A replica of Benjamin Gervais' grist mill stone rests above the creek.
 
As we wandered down along Gervais Creek, I pondered its changes over time. As more settlers continued to move in, more farms were carved out of the native forests and prairies and residential areas slowly developed. The creek that once powered a mill was ditched to drain excess stormwater away from farm fields, muddy streets and houses. Ditching this creek meant that it was straightened out so it was no longer a meandering stream. The creek became known and managed as County Ditch 16, a drainage ditching flowing into Gervais Lake. It would be years before calling it Gervais Creek became commonplace again.

We continued down the walking path along the creek to the first pond. When the treatment ponds were created native prairie and wetland seeds were sown. I can remember coming to the ponds with RSVP elders and sixth grade students from St. Paul to plant plugs along their edges, long before the District purchased land nearby and built our office. 

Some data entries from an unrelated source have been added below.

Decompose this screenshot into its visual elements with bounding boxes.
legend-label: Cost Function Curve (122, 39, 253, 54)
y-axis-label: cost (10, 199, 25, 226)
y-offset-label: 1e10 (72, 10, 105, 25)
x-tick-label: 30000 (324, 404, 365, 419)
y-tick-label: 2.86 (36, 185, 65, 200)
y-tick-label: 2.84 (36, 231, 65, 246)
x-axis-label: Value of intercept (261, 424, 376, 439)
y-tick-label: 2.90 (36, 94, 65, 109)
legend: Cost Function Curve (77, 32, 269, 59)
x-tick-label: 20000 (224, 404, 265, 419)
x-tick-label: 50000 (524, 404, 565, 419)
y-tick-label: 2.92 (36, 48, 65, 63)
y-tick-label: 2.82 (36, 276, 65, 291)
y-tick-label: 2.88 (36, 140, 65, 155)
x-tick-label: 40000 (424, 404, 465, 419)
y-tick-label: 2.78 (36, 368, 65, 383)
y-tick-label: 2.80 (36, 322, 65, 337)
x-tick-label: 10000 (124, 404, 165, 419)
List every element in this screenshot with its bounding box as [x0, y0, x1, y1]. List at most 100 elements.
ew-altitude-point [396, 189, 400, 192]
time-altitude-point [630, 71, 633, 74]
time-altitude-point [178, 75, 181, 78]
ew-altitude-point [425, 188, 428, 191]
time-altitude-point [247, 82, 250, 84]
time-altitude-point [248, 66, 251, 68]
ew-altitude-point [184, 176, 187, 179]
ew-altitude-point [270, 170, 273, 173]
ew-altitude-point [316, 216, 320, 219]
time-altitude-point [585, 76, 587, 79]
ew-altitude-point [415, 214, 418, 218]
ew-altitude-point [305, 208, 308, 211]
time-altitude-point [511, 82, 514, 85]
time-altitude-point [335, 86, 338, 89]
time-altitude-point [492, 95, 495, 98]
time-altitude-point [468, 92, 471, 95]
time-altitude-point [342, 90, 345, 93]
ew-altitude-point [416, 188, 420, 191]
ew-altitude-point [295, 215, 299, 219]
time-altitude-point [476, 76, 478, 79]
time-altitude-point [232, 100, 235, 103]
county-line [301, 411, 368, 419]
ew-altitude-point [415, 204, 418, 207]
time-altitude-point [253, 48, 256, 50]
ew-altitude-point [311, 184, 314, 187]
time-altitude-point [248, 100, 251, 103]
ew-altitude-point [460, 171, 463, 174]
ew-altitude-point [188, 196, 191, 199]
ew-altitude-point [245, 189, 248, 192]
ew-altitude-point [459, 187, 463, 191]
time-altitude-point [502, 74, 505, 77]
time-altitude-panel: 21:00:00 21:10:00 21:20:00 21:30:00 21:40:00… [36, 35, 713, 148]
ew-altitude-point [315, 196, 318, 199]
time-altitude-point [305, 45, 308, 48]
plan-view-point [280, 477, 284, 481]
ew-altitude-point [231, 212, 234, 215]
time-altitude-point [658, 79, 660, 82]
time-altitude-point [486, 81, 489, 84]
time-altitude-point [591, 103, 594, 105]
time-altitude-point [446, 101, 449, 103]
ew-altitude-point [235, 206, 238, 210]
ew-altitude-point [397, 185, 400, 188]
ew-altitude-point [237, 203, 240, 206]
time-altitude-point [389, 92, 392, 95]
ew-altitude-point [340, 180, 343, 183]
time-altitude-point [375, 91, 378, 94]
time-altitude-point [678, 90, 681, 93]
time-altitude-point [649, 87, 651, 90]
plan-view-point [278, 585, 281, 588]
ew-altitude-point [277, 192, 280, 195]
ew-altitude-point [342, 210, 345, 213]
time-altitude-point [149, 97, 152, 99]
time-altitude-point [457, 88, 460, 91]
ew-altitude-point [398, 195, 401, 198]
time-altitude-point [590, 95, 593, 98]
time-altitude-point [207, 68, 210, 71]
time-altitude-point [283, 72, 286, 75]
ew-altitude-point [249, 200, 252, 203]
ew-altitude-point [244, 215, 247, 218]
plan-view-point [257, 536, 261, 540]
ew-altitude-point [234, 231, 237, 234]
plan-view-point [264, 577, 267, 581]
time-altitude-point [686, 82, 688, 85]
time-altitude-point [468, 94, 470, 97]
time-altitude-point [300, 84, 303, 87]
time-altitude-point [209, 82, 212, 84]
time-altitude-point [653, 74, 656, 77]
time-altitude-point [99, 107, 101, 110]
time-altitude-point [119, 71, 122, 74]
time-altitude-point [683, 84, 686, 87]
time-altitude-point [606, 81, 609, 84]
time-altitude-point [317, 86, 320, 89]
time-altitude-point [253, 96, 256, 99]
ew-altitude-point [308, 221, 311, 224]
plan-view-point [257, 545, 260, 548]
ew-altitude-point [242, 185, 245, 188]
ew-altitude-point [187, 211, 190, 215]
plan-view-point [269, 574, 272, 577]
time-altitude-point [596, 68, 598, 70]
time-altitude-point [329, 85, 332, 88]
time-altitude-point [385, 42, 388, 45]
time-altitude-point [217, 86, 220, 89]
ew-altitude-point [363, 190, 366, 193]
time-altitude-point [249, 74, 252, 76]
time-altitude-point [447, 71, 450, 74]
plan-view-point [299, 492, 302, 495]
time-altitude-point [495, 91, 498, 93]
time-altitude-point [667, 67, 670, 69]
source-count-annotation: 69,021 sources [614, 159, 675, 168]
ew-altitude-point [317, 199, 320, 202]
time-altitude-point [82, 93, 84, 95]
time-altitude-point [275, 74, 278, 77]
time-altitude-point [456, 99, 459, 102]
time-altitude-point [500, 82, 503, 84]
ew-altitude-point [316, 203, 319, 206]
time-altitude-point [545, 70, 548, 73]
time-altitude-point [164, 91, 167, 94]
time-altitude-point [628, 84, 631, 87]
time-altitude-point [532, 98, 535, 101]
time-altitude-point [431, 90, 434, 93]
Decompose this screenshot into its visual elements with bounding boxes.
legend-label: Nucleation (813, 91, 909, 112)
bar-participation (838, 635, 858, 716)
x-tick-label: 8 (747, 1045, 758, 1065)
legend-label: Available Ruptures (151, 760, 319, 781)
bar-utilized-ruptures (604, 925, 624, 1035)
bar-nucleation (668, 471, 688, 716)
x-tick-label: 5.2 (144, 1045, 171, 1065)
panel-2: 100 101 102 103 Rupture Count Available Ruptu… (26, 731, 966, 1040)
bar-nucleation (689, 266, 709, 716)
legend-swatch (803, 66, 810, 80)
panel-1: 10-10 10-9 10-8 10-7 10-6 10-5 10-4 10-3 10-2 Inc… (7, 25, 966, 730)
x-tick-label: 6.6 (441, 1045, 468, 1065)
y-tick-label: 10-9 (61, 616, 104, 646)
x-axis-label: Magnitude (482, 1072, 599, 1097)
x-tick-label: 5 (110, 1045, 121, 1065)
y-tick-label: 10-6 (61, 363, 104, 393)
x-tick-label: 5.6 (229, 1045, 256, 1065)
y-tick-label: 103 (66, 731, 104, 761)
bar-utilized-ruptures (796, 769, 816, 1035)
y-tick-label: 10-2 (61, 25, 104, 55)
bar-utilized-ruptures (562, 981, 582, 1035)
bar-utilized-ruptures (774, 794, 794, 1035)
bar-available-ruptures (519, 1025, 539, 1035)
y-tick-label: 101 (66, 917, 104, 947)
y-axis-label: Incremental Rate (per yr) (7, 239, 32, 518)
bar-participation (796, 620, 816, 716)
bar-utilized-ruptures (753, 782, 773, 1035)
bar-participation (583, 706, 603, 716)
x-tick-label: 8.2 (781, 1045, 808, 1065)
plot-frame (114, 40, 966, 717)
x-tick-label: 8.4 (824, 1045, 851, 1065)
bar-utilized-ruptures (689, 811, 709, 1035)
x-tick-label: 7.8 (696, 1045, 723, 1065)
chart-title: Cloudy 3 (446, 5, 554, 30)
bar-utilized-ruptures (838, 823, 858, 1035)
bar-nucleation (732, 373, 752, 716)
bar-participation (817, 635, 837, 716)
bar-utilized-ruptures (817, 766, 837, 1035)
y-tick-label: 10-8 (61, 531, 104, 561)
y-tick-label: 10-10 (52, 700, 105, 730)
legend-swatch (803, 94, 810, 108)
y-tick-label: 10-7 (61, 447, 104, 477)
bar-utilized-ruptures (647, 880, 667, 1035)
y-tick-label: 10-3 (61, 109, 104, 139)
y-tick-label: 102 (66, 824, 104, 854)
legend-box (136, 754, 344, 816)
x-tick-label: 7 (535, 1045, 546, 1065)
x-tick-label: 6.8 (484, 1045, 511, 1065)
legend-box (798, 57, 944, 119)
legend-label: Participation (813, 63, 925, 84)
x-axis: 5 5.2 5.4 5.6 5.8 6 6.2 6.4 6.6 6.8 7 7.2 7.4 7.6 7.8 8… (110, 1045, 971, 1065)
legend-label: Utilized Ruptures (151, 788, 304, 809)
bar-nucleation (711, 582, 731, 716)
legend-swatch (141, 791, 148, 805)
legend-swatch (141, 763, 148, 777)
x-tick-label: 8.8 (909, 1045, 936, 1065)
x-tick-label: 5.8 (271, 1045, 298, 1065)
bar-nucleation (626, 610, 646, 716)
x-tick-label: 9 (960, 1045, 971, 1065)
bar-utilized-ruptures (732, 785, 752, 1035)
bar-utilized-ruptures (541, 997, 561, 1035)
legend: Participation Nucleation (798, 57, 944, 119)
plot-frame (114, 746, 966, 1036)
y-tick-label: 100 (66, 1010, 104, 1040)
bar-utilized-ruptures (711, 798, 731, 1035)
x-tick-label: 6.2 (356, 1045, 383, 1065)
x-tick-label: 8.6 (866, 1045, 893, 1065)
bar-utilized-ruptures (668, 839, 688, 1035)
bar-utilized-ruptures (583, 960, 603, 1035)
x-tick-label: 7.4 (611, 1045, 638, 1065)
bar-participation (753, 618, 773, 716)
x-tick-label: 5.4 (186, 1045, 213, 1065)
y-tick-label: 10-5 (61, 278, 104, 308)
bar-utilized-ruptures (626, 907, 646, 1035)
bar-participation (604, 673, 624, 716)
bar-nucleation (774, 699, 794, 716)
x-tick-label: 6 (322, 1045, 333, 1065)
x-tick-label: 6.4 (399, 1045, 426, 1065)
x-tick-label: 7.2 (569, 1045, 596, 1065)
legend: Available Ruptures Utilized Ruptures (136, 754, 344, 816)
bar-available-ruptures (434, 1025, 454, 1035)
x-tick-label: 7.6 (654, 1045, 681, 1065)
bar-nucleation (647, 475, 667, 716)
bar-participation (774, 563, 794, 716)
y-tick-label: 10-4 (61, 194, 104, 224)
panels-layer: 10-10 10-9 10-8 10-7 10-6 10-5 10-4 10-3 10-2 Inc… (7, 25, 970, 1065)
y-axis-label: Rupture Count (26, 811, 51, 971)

As was typical at the time, no on-going vegetation management was conducted and invasive plants quickly dominated the park. Invasive weed control efforts began in 1999. Since that time, the park has seen a gradual shift in the plant community to one rich in colorful native prairie and woodland species. Most recently, a cooperative buckthorn removal project between the City of Little Canada and the Watershed District, with assistance from Ramsey County Correctional Facility Greenhouse staff, has made a major improvement in the quality of the woodland surrounding the ponds. With its abundant native flora, Gervais Mill Park attracts a wide variety of diverse urban wildlife.



Two river birch entangled
by wild grapevine

Perhaps the Joe Pyeweed, towering cup plant or arrowhead that Sandra and I were now looking at were offspring of some of those first wetland plants we reintroduced to the area.
 
Water lily and arrowhead provide habitat for aquatic wildlife.

As we circled the pond, the egret that frequents the area made a guest appearance. Overhead green herons were diving through the air and hovering above the pond. A golden dragonfly perched on a leaf, its landing eased by its soft cushioning grasp.


A dragonfly lands on a Joe Pye Weed.

As we stood in silence on the edge of the water, we were awed by the generosity of these “ordinary” things. The wind on the pond, spreading ripples across its glistening surface, had the last word.